Mobile broadband subscribers worldwide topped the 225 million mark at the end of March 2009, representing 93 per cent year on year growth.

According to statistics released by Informa Telecoms & Media on Wednesday, the popularity of mobile broadband remains at its highest in Asia Pacific, which boasted over 90 million subscribers, while growth is most notable in Latin America with 385 per cent year on year growth to over 10 million subscribers.

Typically in many emerging markets, fixed broadband access remains limited and mobile operators are seeing the opportunity to use recently deployed wireless networks as a way of diversifying their revenue streams by connecting millions for whom an internet connection has until recently been out of reach. The Informa statistics incorporate all forms of mobile broadband technology, from 3G HSPA to WiMAX.

Informa’s principal analyst for growth markets, Nick Jotischky, said the evolution of the device market has also contributed to a surge in mobile data traffic.
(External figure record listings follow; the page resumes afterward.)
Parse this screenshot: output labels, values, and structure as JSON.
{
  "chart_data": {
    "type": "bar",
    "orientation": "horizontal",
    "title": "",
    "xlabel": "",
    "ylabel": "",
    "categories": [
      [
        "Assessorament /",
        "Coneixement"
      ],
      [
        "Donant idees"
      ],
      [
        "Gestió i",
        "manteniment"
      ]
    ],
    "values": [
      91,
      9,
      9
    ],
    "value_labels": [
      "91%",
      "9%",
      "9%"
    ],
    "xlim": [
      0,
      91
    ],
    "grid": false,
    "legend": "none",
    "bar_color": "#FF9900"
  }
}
The analyst estimates that the increased usage in non-voice services has resulted in mobile operators recording total data revenues of $46.5bn during 1Q09, which is an 8.5 per cent year on year increase on the corresponding period in 2008. The value of the non-voice market for the whole of 2008 was estimated to be over $180bn, accounting for over 20 per cent of total service revenues.

The iPhone also helped, with O2 reporting that 40 per cent of its data traffic in the UK comes from the smartphone market.

“Mobile operators cannot afford to overlook the effects of the economic downturn on consumer spending and especially the discretionary spend of data services. Moreover, intense competition and the introduction of bundled offers in order to limit churn has resulted in decreasing SMS revenues for many operators despite an actual rise in traffic. Whilst all data services, be they messaging, entertainment, internet or mobile banking services are becoming more central to mobile operator strategies, they are often more successful as retention tools and differentiators than actual revenue generators,” said Jotischky.